ルキアが投げたブーケは、ネモフィラの花鬼たちが我先にとろうとしていたが、ちょうど浮竹の腕の中に落ちてきた。
「これ、ボクらも結婚式挙げろってことかな?」
「しないぞ」
「えーケチー」
「エンゲージリングなら、はめてやってもいい」
「まじで?今度買いに行ってくる」
ルキアと一護の結婚式には恋次もきていて、白哉のパートナーとして隣にいた。
「ルキア、一護、幸せにな」
恋次はそう言うと、白哉の指に指輪をはめる。
「れ、恋次。皆が見ているであろうが」
白哉は珍しく赤くなる。
「おー、あっちも春だねぇ」
「恋次くんを選んだのは白哉だ。俺の義弟になるんだな」
「あー、うん、そうなるねぇ」
その日は、太陽が昇るまで宴が開かれて、浮竹は中身を間違えてワインを口にしてしまい、白哉が問題行動を起こす前に桜の術で眠らせてくれた。

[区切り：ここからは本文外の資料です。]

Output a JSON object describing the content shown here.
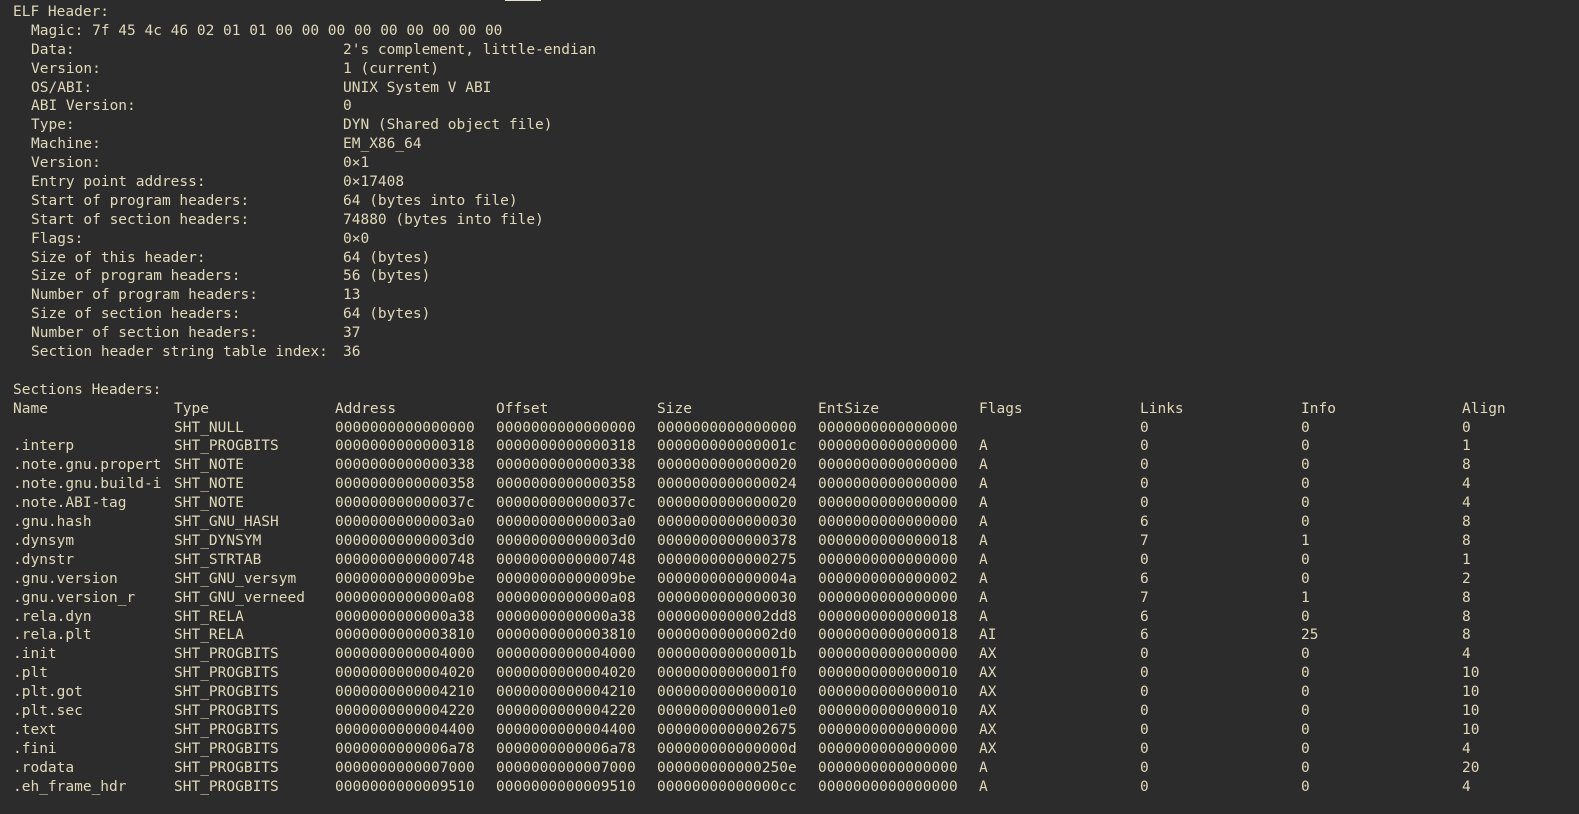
{
  "colors": {
    "background": "#2c2c2c",
    "text": "#e0d9b8",
    "prompt_text": "#6f8fa8",
    "cursor": "#e6e2cf"
  },
  "elf_header": {
    "title": "ELF Header:",
    "magic": "Magic: 7f 45 4c 46 02 01 01 00 00 00 00 00 00 00 00 00",
    "fields": [
      {
        "key": "Data:",
        "value": "2's complement, little-endian"
      },
      {
        "key": "Version:",
        "value": "1 (current)"
      },
      {
        "key": "OS/ABI:",
        "value": "UNIX System V ABI"
      },
      {
        "key": "ABI Version:",
        "value": "0"
      },
      {
        "key": "Type:",
        "value": "DYN (Shared object file)"
      },
      {
        "key": "Machine:",
        "value": "EM_X86_64"
      },
      {
        "key": "Version:",
        "value": "0×1"
      },
      {
        "key": "Entry point address:",
        "value": "0×17408"
      },
      {
        "key": "Start of program headers:",
        "value": "64 (bytes into file)"
      },
      {
        "key": "Start of section headers:",
        "value": "74880 (bytes into file)"
      },
      {
        "key": "Flags:",
        "value": "0×0"
      },
      {
        "key": "Size of this header:",
        "value": "64 (bytes)"
      },
      {
        "key": "Size of program headers:",
        "value": "56 (bytes)"
      },
      {
        "key": "Number of program headers:",
        "value": "13"
      },
      {
        "key": "Size of section headers:",
        "value": "64 (bytes)"
      },
      {
        "key": "Number of section headers:",
        "value": "37"
      },
      {
        "key": "Section header string table index:",
        "value": "36"
      }
    ]
  },
  "sections": {
    "title": "Sections Headers:",
    "columns": [
      "Name",
      "Type",
      "Address",
      "Offset",
      "Size",
      "EntSize",
      "Flags",
      "Links",
      "Info",
      "Align"
    ],
    "rows": [
      [
        "",
        "SHT_NULL",
        "0000000000000000",
        "0000000000000000",
        "0000000000000000",
        "0000000000000000",
        "",
        "0",
        "0",
        "0"
      ],
      [
        ".interp",
        "SHT_PROGBITS",
        "0000000000000318",
        "0000000000000318",
        "000000000000001c",
        "0000000000000000",
        "A",
        "0",
        "0",
        "1"
      ],
      [
        ".note.gnu.propert",
        "SHT_NOTE",
        "0000000000000338",
        "0000000000000338",
        "0000000000000020",
        "0000000000000000",
        "A",
        "0",
        "0",
        "8"
      ],
      [
        ".note.gnu.build-i",
        "SHT_NOTE",
        "0000000000000358",
        "0000000000000358",
        "0000000000000024",
        "0000000000000000",
        "A",
        "0",
        "0",
        "4"
      ],
      [
        ".note.ABI-tag",
        "SHT_NOTE",
        "000000000000037c",
        "000000000000037c",
        "0000000000000020",
        "0000000000000000",
        "A",
        "0",
        "0",
        "4"
      ],
      [
        ".gnu.hash",
        "SHT_GNU_HASH",
        "00000000000003a0",
        "00000000000003a0",
        "0000000000000030",
        "0000000000000000",
        "A",
        "6",
        "0",
        "8"
      ],
      [
        ".dynsym",
        "SHT_DYNSYM",
        "00000000000003d0",
        "00000000000003d0",
        "0000000000000378",
        "0000000000000018",
        "A",
        "7",
        "1",
        "8"
      ],
      [
        ".dynstr",
        "SHT_STRTAB",
        "0000000000000748",
        "0000000000000748",
        "0000000000000275",
        "0000000000000000",
        "A",
        "0",
        "0",
        "1"
      ],
      [
        ".gnu.version",
        "SHT_GNU_versym",
        "00000000000009be",
        "00000000000009be",
        "000000000000004a",
        "0000000000000002",
        "A",
        "6",
        "0",
        "2"
      ],
      [
        ".gnu.version_r",
        "SHT_GNU_verneed",
        "0000000000000a08",
        "0000000000000a08",
        "0000000000000030",
        "0000000000000000",
        "A",
        "7",
        "1",
        "8"
      ],
      [
        ".rela.dyn",
        "SHT_RELA",
        "0000000000000a38",
        "0000000000000a38",
        "0000000000002dd8",
        "0000000000000018",
        "A",
        "6",
        "0",
        "8"
      ],
      [
        ".rela.plt",
        "SHT_RELA",
        "0000000000003810",
        "0000000000003810",
        "00000000000002d0",
        "0000000000000018",
        "AI",
        "6",
        "25",
        "8"
      ],
      [
        ".init",
        "SHT_PROGBITS",
        "0000000000004000",
        "0000000000004000",
        "000000000000001b",
        "0000000000000000",
        "AX",
        "0",
        "0",
        "4"
      ],
      [
        ".plt",
        "SHT_PROGBITS",
        "0000000000004020",
        "0000000000004020",
        "00000000000001f0",
        "0000000000000010",
        "AX",
        "0",
        "0",
        "10"
      ],
      [
        ".plt.got",
        "SHT_PROGBITS",
        "0000000000004210",
        "0000000000004210",
        "0000000000000010",
        "0000000000000010",
        "AX",
        "0",
        "0",
        "10"
      ],
      [
        ".plt.sec",
        "SHT_PROGBITS",
        "0000000000004220",
        "0000000000004220",
        "00000000000001e0",
        "0000000000000010",
        "AX",
        "0",
        "0",
        "10"
      ],
      [
        ".text",
        "SHT_PROGBITS",
        "0000000000004400",
        "0000000000004400",
        "0000000000002675",
        "0000000000000000",
        "AX",
        "0",
        "0",
        "10"
      ],
      [
        ".fini",
        "SHT_PROGBITS",
        "0000000000006a78",
        "0000000000006a78",
        "000000000000000d",
        "0000000000000000",
        "AX",
        "0",
        "0",
        "4"
      ],
      [
        ".rodata",
        "SHT_PROGBITS",
        "0000000000007000",
        "0000000000007000",
        "000000000000250e",
        "0000000000000000",
        "A",
        "0",
        "0",
        "20"
      ],
      [
        ".eh_frame_hdr",
        "SHT_PROGBITS",
        "0000000000009510",
        "0000000000009510",
        "00000000000000cc",
        "0000000000000000",
        "A",
        "0",
        "0",
        "4"
      ]
    ]
  }
}
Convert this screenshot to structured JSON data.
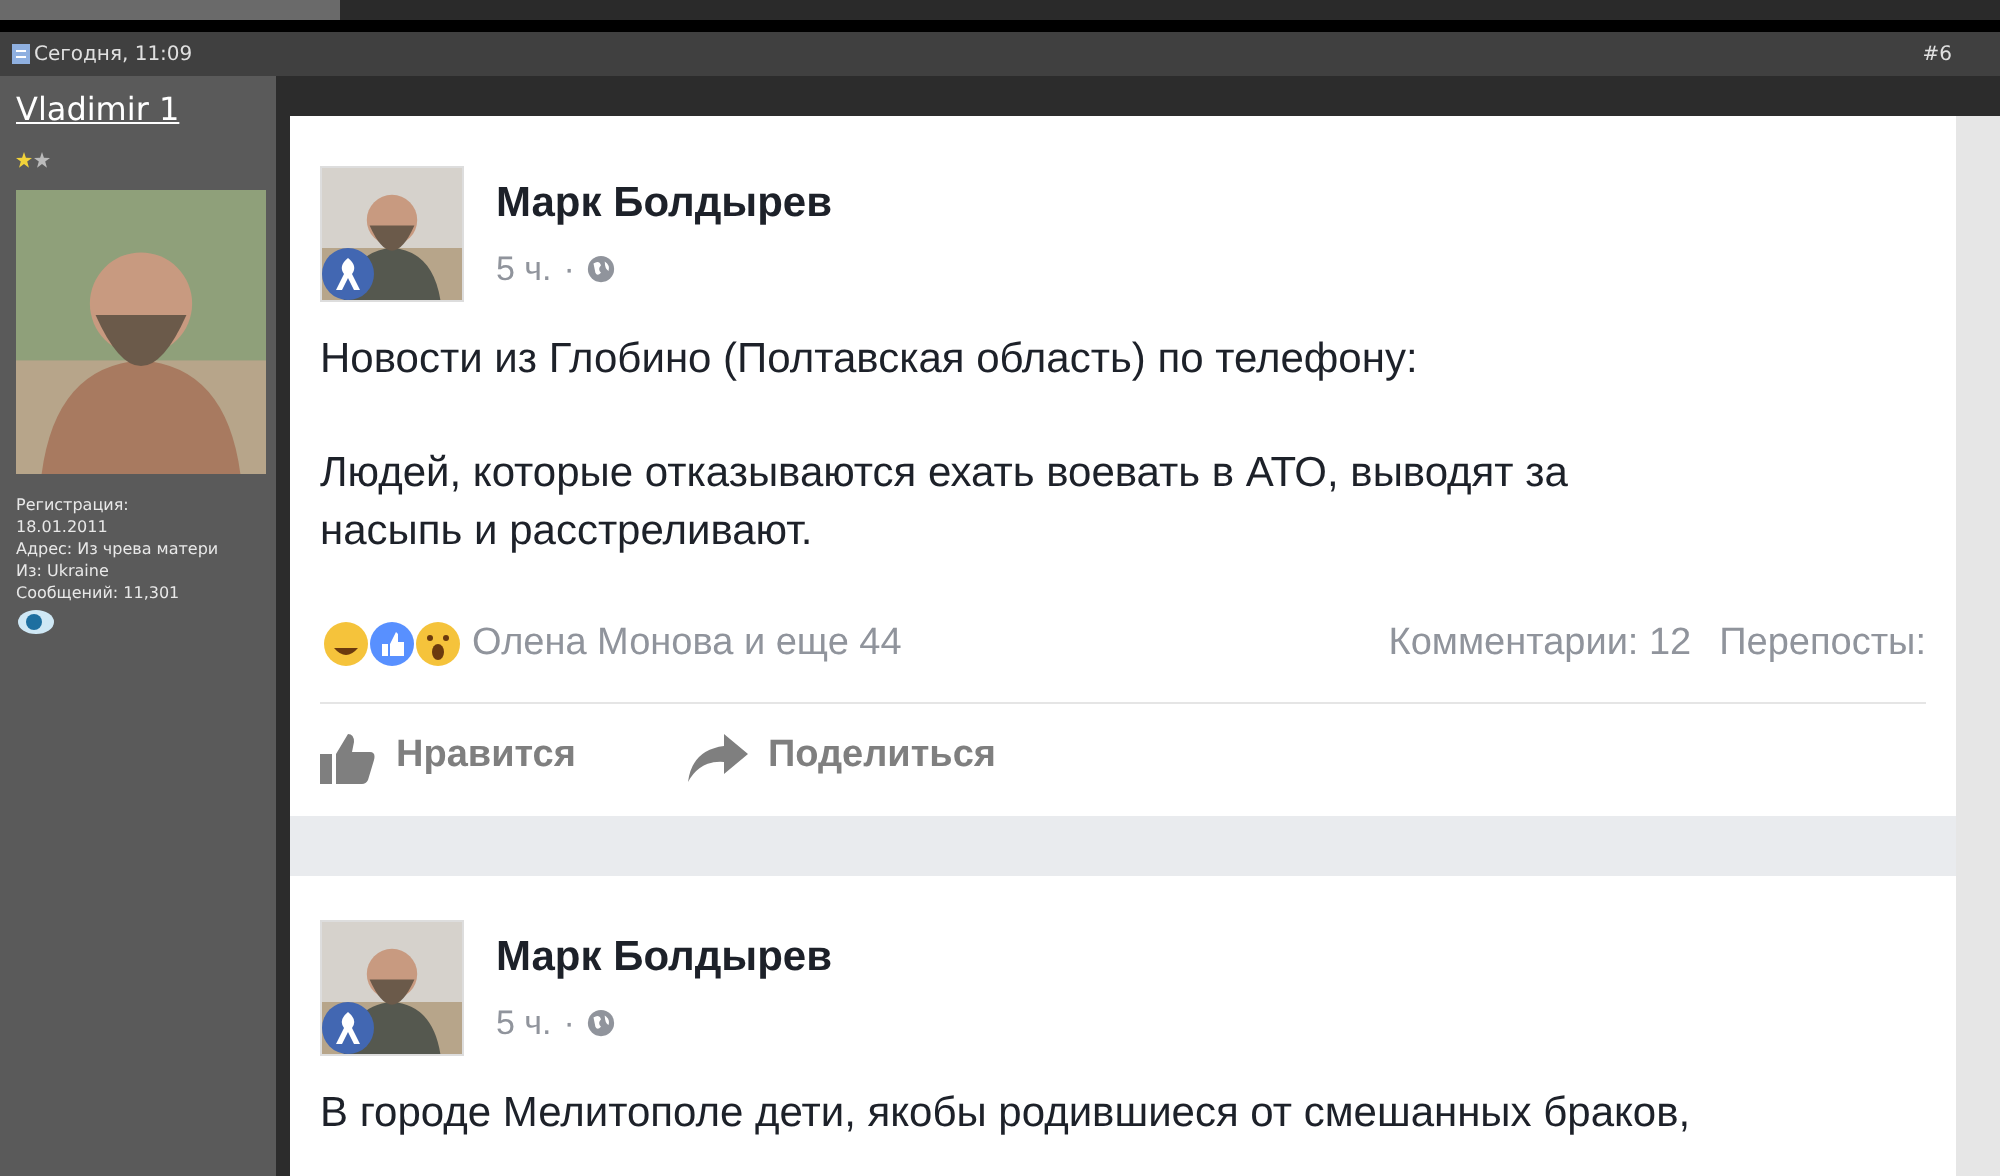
{
  "post_header": {
    "date": "Сегодня, 11:09",
    "post_number": "#6"
  },
  "user": {
    "name": "Vladimir 1",
    "rank_stars": [
      {
        "color": "#f2d33a"
      },
      {
        "color": "#bbbbbb"
      }
    ],
    "details": [
      "Регистрация:",
      "18.01.2011",
      "Адрес: Из чрева матери",
      "Из: Ukraine",
      "Сообщений: 11,301"
    ]
  },
  "embedded_posts": [
    {
      "author": "Марк Болдырев",
      "time": "5 ч.",
      "separator": "·",
      "paragraphs": [
        "Новости из Глобино (Полтавская область) по телефону:",
        "Людей, которые отказываются ехать воевать в АТО, выводят за насыпь и расстреливают."
      ],
      "reactions_text": "Олена Монова и еще 44",
      "comments": "Комментарии: 12",
      "shares": "Перепосты:",
      "actions": [
        {
          "kind": "like",
          "label": "Нравится"
        },
        {
          "kind": "share",
          "label": "Поделиться"
        }
      ]
    },
    {
      "author": "Марк Болдырев",
      "time": "5 ч.",
      "separator": "·",
      "paragraphs": [
        "В городе Мелитополе дети, якобы родившиеся от смешанных браков,"
      ]
    }
  ]
}
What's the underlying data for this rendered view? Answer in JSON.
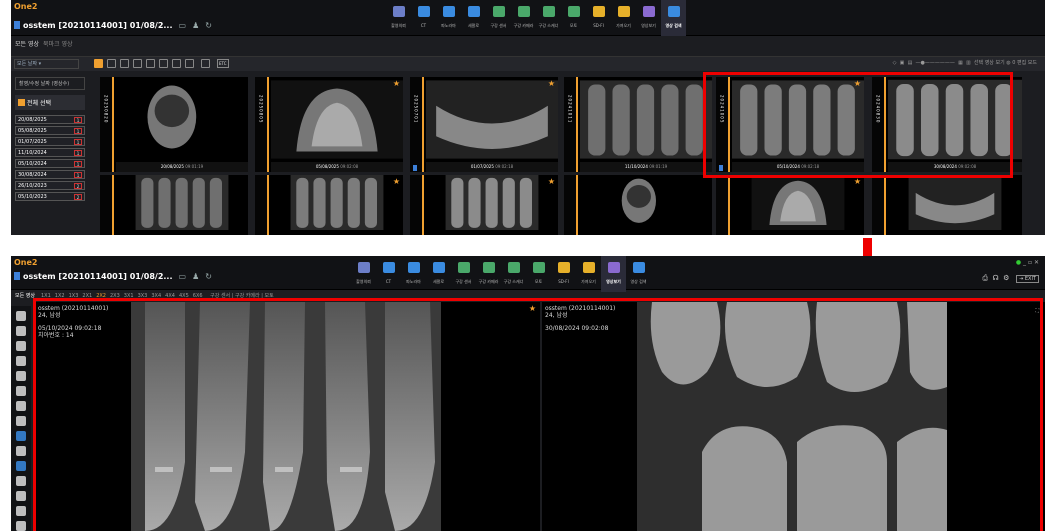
{
  "app_name": "One2",
  "patient": {
    "title": "osstem  [20210114001] 01/08/2..."
  },
  "nav": [
    {
      "label": "촬영의뢰",
      "color": "#6c7ec8"
    },
    {
      "label": "CT",
      "color": "#3a8be0"
    },
    {
      "label": "파노라마",
      "color": "#3a8be0"
    },
    {
      "label": "세팔로",
      "color": "#3a8be0"
    },
    {
      "label": "구강 센서",
      "color": "#4aa86a"
    },
    {
      "label": "구강 카메라",
      "color": "#4aa86a"
    },
    {
      "label": "구강 스캐너",
      "color": "#4aa86a"
    },
    {
      "label": "모토",
      "color": "#4aa86a"
    },
    {
      "label": "SD-FI",
      "color": "#e6b02a"
    },
    {
      "label": "가져오기",
      "color": "#e6b02a"
    },
    {
      "label": "영상보기",
      "color": "#8a6ad0"
    },
    {
      "label": "영상 검색",
      "color": "#3a8be0"
    }
  ],
  "top": {
    "subtitle": "모든 영상",
    "subtitle_sub": "북마크 영상",
    "dropdown": "모든 날짜",
    "etc": "ETC",
    "right_tools": "선택 영상 보기  ◍ 0  편집 모드",
    "sidebar_header": "촬영/수정 날짜 (영상수)",
    "select_all": "전체 선택",
    "dates": [
      {
        "d": "20/08/2025",
        "n": "1"
      },
      {
        "d": "05/08/2025",
        "n": "1"
      },
      {
        "d": "01/07/2025",
        "n": "1"
      },
      {
        "d": "11/10/2024",
        "n": "1"
      },
      {
        "d": "05/10/2024",
        "n": "1"
      },
      {
        "d": "30/08/2024",
        "n": "1"
      },
      {
        "d": "26/10/2023",
        "n": "2"
      },
      {
        "d": "05/10/2023",
        "n": "2"
      }
    ],
    "thumbs": [
      {
        "strip": "20250820",
        "cap": "20/08/2025",
        "time": "09:01:19"
      },
      {
        "strip": "20250805",
        "cap": "05/08/2025",
        "time": "09:02:08"
      },
      {
        "strip": "20250701",
        "cap": "01/07/2025",
        "time": "09:02:18"
      },
      {
        "strip": "20241011",
        "cap": "11/10/2024",
        "time": "09:01:19"
      },
      {
        "strip": "20241005",
        "cap": "05/10/2024",
        "time": "09:02:18"
      },
      {
        "strip": "20240830",
        "cap": "30/08/2024",
        "time": "09:02:08"
      }
    ]
  },
  "bottom": {
    "layout_label": "모든 영상",
    "layouts": [
      "1X1",
      "1X2",
      "1X3",
      "2X1",
      "2X2",
      "2X3",
      "3X1",
      "3X3",
      "3X4",
      "4X4",
      "4X5",
      "6X6"
    ],
    "active_layout": "2X2",
    "filters": "구강 센서  |  구강 카메라  |  모토",
    "exit": "EXIT",
    "left_view": {
      "name": "osstem (20210114001)",
      "age": "24, 남성",
      "date": "05/10/2024 09:02:18",
      "tooth": "치아번호 : 14"
    },
    "right_view": {
      "name": "osstem (20210114001)",
      "age": "24, 남성",
      "date": "30/08/2024 09:02:08"
    }
  }
}
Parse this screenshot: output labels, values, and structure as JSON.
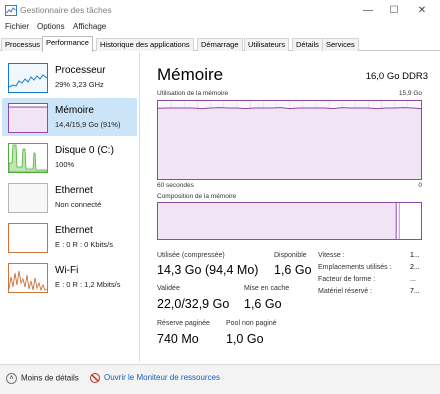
{
  "window": {
    "title": "Gestionnaire des tâches",
    "minimize_glyph": "—",
    "maximize_glyph": "☐",
    "close_glyph": "✕"
  },
  "menu": [
    "Fichier",
    "Options",
    "Affichage"
  ],
  "tabs": [
    "Processus",
    "Performance",
    "Historique des applications",
    "Démarrage",
    "Utilisateurs",
    "Détails",
    "Services"
  ],
  "active_tab": "Performance",
  "sidebar": {
    "items": [
      {
        "name": "Processeur",
        "sub": "29% 3,23 GHz",
        "color": "#1a7bc8"
      },
      {
        "name": "Mémoire",
        "sub": "14,4/15,9 Go (91%)",
        "color": "#8e4aa5"
      },
      {
        "name": "Disque 0 (C:)",
        "sub": "100%",
        "color": "#4caf37"
      },
      {
        "name": "Ethernet",
        "sub": "Non connecté",
        "color": "#a0a0a0"
      },
      {
        "name": "Ethernet",
        "sub": "E : 0 R : 0 Kbits/s",
        "color": "#c9753b"
      },
      {
        "name": "Wi-Fi",
        "sub": "E : 0 R : 1,2 Mbits/s",
        "color": "#c9753b"
      }
    ]
  },
  "main": {
    "title": "Mémoire",
    "spec": "16,0 Go DDR3",
    "usage_label": "Utilisation de la mémoire",
    "usage_max": "15,9 Go",
    "time_label": "60 secondes",
    "time_min": "0",
    "composition_label": "Composition de la mémoire",
    "usage_fraction": 0.91,
    "stats": {
      "in_use_label": "Utilisée (compressée)",
      "in_use_value": "14,3 Go (94,4 Mo)",
      "available_label": "Disponible",
      "available_value": "1,6 Go",
      "committed_label": "Validée",
      "committed_value": "22,0/32,9 Go",
      "cached_label": "Mise en cache",
      "cached_value": "1,6 Go",
      "paged_label": "Réserve paginée",
      "paged_value": "740 Mo",
      "nonpaged_label": "Pool non paginé",
      "nonpaged_value": "1,0 Go"
    },
    "details": [
      {
        "label": "Vitesse :",
        "value": "1..."
      },
      {
        "label": "Emplacements utilisés :",
        "value": "2..."
      },
      {
        "label": "Facteur de forme :",
        "value": "..."
      },
      {
        "label": "Matériel réservé :",
        "value": "7..."
      }
    ]
  },
  "footer": {
    "fewer_details": "Moins de détails",
    "open_resmon": "Ouvrir le Moniteur de ressources"
  },
  "colors": {
    "memory_accent": "#8e4aa5",
    "selected_bg": "#cce4f7"
  }
}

朝になり、京楽は浮竹をおんぶして、皆に別れを告げる。
「また、来るからね。その時は十四郎も一緒だけど」
「ありがとうございました、浮竹殿、京楽殿」
「ありがとさん、浮竹さん、京楽さん」
ネモフィラ畑は、家から近いので、遊びにこようと思えばすぐにこれるが、しばらくは新婚の二人きりにさせてあげようと思うのであった。